それからずっと海が好きです。最初から水面に浮かぶことができたので、泳ぐのを怖いと思ったことはありません。中学校では水泳部、高校では水上スキー部に所属していました。
都内で好きな場所は、都電荒川線と並行して流れている神田川です。川底に切り込みを入れているのか、水面が波打っているんですね。車窓から眺めていると、なぜか心がスッと落ち着きます。
樫村 幸治 さん
水泳を始めたのは、5歳のときに父親と釣りに行って涸沼川(ひぬまがわ)に落っこちて溺れたことがきっかけです。父親は那珂湊の出身で水に親しんでいたので「待っていたら1回浮いてくるだろう」と様子を見ていて、私が浮いたときにすかさず引っ張り上げてくれました。
父親に「また釣りに行きたいか」と聞かれ、行きたいと言うと「じゃあスイミングスクールに行きなさい」と。シャンプーハットを使うくらい水は苦手でしたが、釣りに行きたい気持ちが勝ったんですね。
今は人よりも多少は泳げるようになりました。「何かを続けるのは大事なことなんだよ」と子どもたちによく話しています。
林 大介 さん
夏は暑いので、涼しさを求めてずっと川に浸かっていました。釣りをしたりエビを獲ったりしてね。
四万十川では一年中遊んでいましたが、夏休みになる前、川は漁の場所でした。「コロバシ」というウナギ漁では竹の筒を使うんですが、ミミズを掘りに行って竹の筒に入れて、夕方になると先輩に聞いたウナギの通り道に仕掛けに行き、翌朝の5時半とか6時にそれを引き上げに行きました。
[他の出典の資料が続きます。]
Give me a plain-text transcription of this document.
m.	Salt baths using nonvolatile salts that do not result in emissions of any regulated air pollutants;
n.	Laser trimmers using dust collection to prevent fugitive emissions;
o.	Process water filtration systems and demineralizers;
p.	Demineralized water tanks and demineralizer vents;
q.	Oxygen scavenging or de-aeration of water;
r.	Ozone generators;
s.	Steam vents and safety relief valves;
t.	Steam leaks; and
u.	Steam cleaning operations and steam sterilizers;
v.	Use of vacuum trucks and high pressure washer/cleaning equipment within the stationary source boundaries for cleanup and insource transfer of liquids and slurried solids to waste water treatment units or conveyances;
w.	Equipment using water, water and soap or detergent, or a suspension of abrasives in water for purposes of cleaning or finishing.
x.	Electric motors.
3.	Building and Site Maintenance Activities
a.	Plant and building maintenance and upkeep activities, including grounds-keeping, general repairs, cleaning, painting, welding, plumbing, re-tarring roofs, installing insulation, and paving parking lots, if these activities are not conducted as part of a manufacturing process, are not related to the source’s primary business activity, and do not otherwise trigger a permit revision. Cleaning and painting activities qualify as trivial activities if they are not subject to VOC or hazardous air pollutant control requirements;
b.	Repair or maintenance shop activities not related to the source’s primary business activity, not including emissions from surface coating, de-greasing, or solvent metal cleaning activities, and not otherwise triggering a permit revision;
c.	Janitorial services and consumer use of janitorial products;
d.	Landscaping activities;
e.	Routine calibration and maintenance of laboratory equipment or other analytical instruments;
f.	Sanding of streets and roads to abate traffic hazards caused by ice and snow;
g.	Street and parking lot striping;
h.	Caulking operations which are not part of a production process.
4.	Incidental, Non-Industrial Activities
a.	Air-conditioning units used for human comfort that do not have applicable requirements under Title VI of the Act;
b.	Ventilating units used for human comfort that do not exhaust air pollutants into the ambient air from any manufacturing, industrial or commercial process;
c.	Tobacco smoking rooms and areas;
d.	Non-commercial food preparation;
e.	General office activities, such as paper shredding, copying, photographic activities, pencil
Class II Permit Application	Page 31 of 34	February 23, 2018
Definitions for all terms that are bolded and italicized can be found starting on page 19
獲れたウナギを買い取りのお兄さんに渡すとお金がもらえたのです。お正月以外に現金をもらうことはなかったので、いい小遣い稼ぎでした。それでお菓子やBB弾を買ったりしました。
矢野 健一さん
最初の釣りは野池のフナでした。竹を切って竿をつくって池で釣りをして、次に四万十川の支流でハヤンボ(カワムツ)釣り。そうして釣りを覚えていきました。
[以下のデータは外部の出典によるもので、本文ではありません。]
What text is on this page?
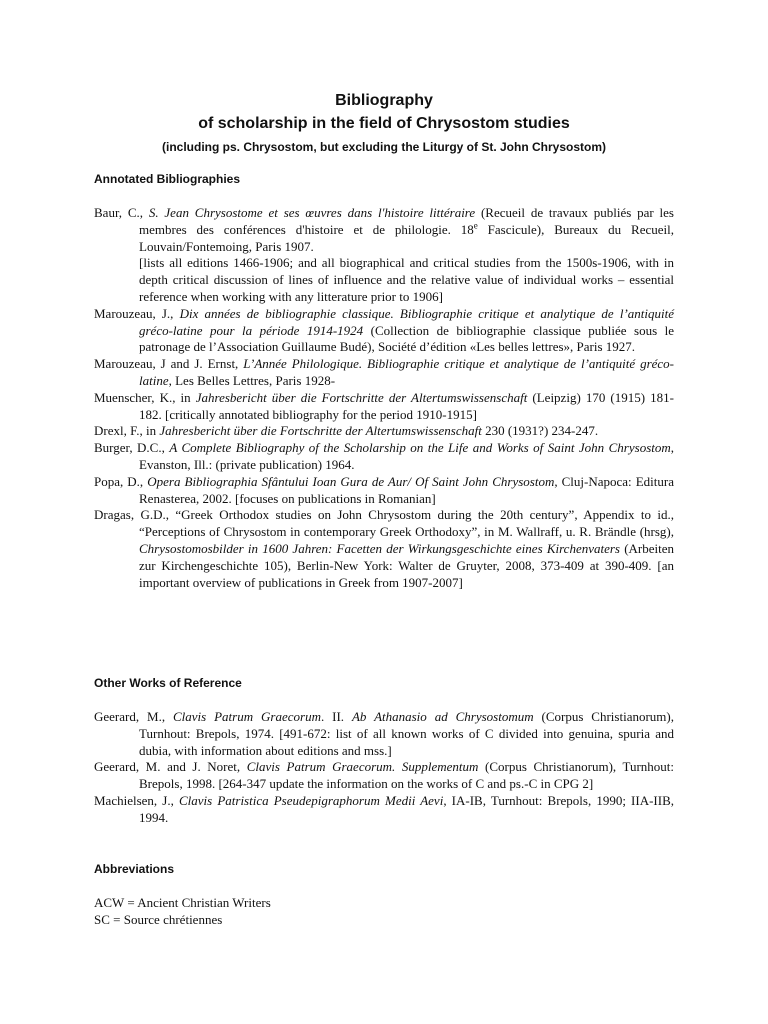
Bibliography
of scholarship in the field of Chrysostom studies
(including ps. Chrysostom, but excluding the Liturgy of St. John Chrysostom)
Annotated Bibliographies

Baur, C., S. Jean Chrysostome et ses œuvres dans l'histoire littéraire (Recueil de travaux publiés par les membres des conférences d'histoire et de philologie. 18e Fascicule), Bureaux du Recueil, Louvain/Fontemoing, Paris 1907.

[lists all editions 1466-1906; and all biographical and critical studies from the 1500s-1906, with in depth critical discussion of lines of influence and the relative value of individual works – essential reference when working with any litterature prior to 1906]

Marouzeau, J., Dix années de bibliographie classique. Bibliographie critique et analytique de l’antiquité gréco-latine pour la période 1914-1924 (Collection de bibliographie classique publiée sous le patronage de l’Association Guillaume Budé), Société d’édition «Les belles lettres», Paris 1927.

Marouzeau, J and J. Ernst, L’Année Philologique. Bibliographie critique et analytique de l’antiquité gréco-latine, Les Belles Lettres, Paris 1928-

Muenscher, K., in Jahresbericht über die Fortschritte der Altertumswissenschaft (Leipzig) 170 (1915) 181-182. [critically annotated bibliography for the period 1910-1915]

Drexl, F., in Jahresbericht über die Fortschritte der Altertumswissenschaft 230 (1931?) 234-247.

Burger, D.C., A Complete Bibliography of the Scholarship on the Life and Works of Saint John Chrysostom, Evanston, Ill.: (private publication) 1964.

Popa, D., Opera Bibliographia Sfântului Ioan Gura de Aur/ Of Saint John Chrysostom, Cluj-Napoca: Editura Renasterea, 2002. [focuses on publications in Romanian]

Dragas, G.D., “Greek Orthodox studies on John Chrysostom during the 20th century”, Appendix to id., “Perceptions of Chrysostom in contemporary Greek Orthodoxy”, in M. Wallraff, u. R. Brändle (hrsg), Chrysostomosbilder in 1600 Jahren: Facetten der Wirkungsgeschichte eines Kirchenvaters (Arbeiten zur Kirchengeschichte 105), Berlin-New York: Walter de Gruyter, 2008, 373-409 at 390-409. [an important overview of publications in Greek from 1907-2007]

Other Works of Reference

Geerard, M., Clavis Patrum Graecorum. II. Ab Athanasio ad Chrysostomum (Corpus Christianorum), Turnhout: Brepols, 1974. [491-672: list of all known works of C divided into genuina, spuria and dubia, with information about editions and mss.]

Geerard, M. and J. Noret, Clavis Patrum Graecorum. Supplementum (Corpus Christianorum), Turnhout: Brepols, 1998. [264-347 update the information on the works of C and ps.-C in CPG 2]

Machielsen, J., Clavis Patristica Pseudepigraphorum Medii Aevi, IA-IB, Turnhout: Brepols, 1990; IIA-IIB, 1994.

Abbreviations
ACW = Ancient Christian Writers
SC = Source chrétiennes
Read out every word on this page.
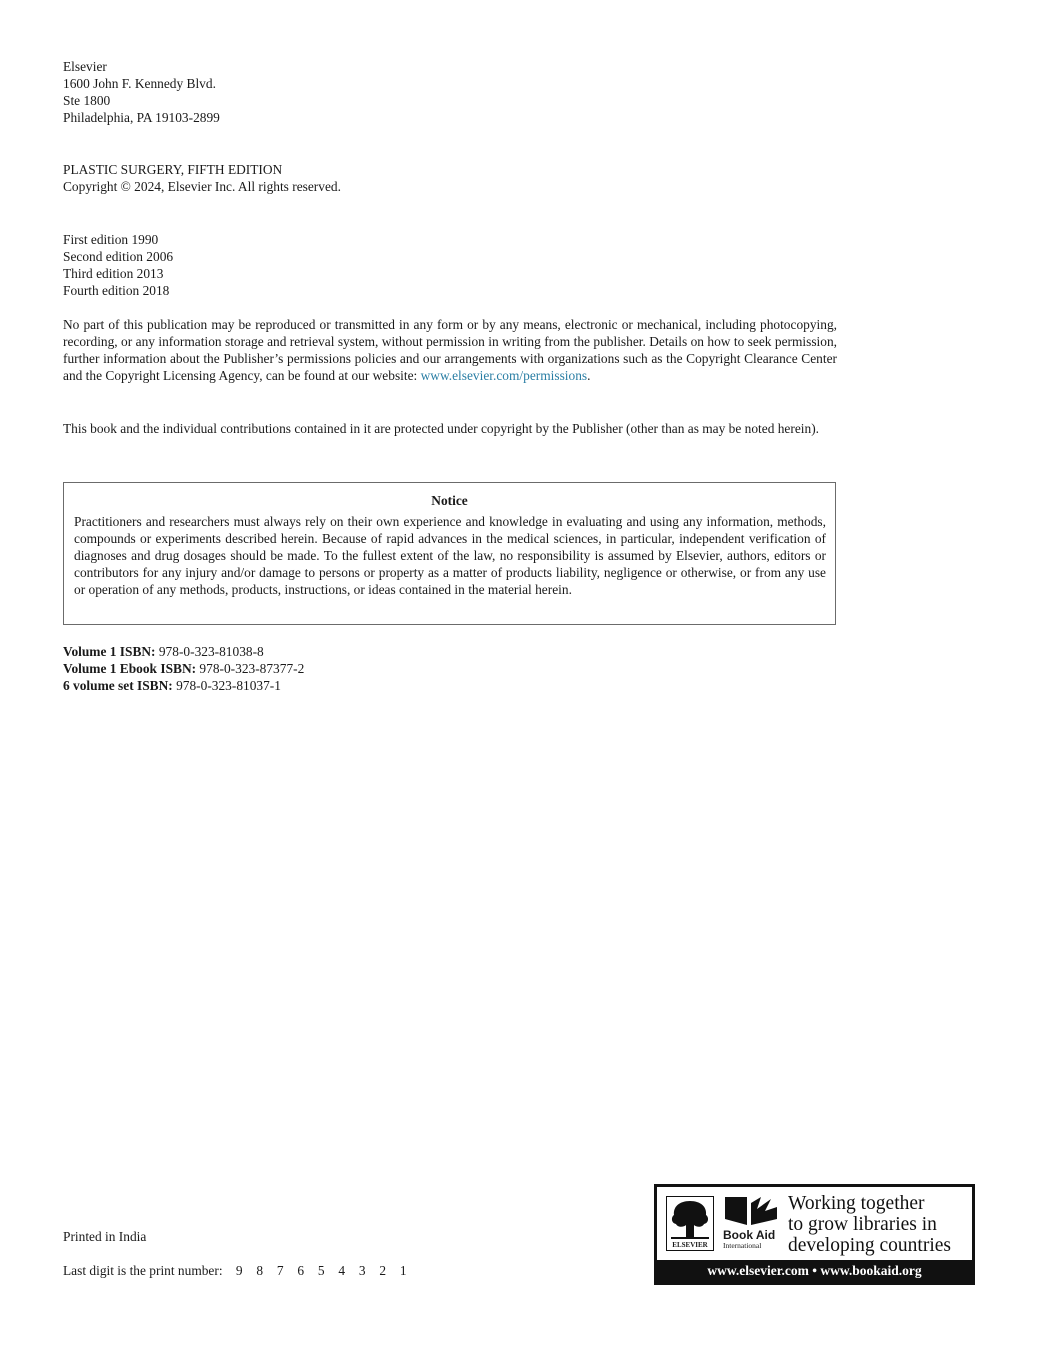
Elsevier
1600 John F. Kennedy Blvd.
Ste 1800
Philadelphia, PA 19103-2899
PLASTIC SURGERY, FIFTH EDITION
Copyright © 2024, Elsevier Inc. All rights reserved.
First edition 1990
Second edition 2006
Third edition 2013
Fourth edition 2018
No part of this publication may be reproduced or transmitted in any form or by any means, electronic or mechanical, including photocopying, recording, or any information storage and retrieval system, without permission in writing from the publisher. Details on how to seek permission, further information about the Publisher’s permissions policies and our arrangements with organizations such as the Copyright Clearance Center and the Copyright Licensing Agency, can be found at our website: www.elsevier.com/permissions.
This book and the individual contributions contained in it are protected under copyright by the Publisher (other than as may be noted herein).
Notice
Practitioners and researchers must always rely on their own experience and knowledge in evaluating and using any information, methods, compounds or experiments described herein. Because of rapid advances in the medical sciences, in particular, independent verification of diagnoses and drug dosages should be made. To the fullest extent of the law, no responsibility is assumed by Elsevier, authors, editors or contributors for any injury and/or damage to persons or property as a matter of products liability, negligence or otherwise, or from any use or operation of any methods, products, instructions, or ideas contained in the material herein.
Volume 1 ISBN: 978-0-323-81038-8
Volume 1 Ebook ISBN: 978-0-323-87377-2
6 volume set ISBN: 978-0-323-81037-1
Printed in India
Last digit is the print number: 9 8 7 6 5 4 3 2 1
ELSEVIER
Book Aid
International
Working together
to grow libraries in
developing countries
www.elsevier.com • www.bookaid.org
季節によって釣る魚、獲る魚も変わります。春はフナ、夏は川でアユやウナギやナマズ、秋はウグイとコイ、冬はドンコです。
冬は寒さに震えながら川に入って、石を起こして動きの鈍いドンコを「エビ玉」で捕まえます。エビ玉とはテナガエビを捕まえる網で、糸で編んだ直径15cmくらいの玉網です。ドンコは遠火でじっくり焼いて乾燥させて保存できるようにし、煮つけなどで食べました。白身でおいしいんですよ。
野口 博子 さん
生まれ育った白浜町(現・南房総市)でサザエやトコブシが獲れるのは5月からです。今と違って深い場所じゃなくてもサザエはたくさんいたんですよ。
潜るときは命綱と貝を入れる網を結びつけた樽を持って行きました。命綱は自分の腰にちょっと挟んでおいて、すぐに外れるようにして泳ぎます。
命綱を体にしっかり結びつけないのは、もしも綱が岩に絡みついたら自由に泳げなくて溺れてしまうから。本職(プロ)の海女(あま)(海士)(あま)でも亡くなる人は時々いるのです。海は楽しいけれど危険もありますので、絶対に一人では潜りに行きませんでした。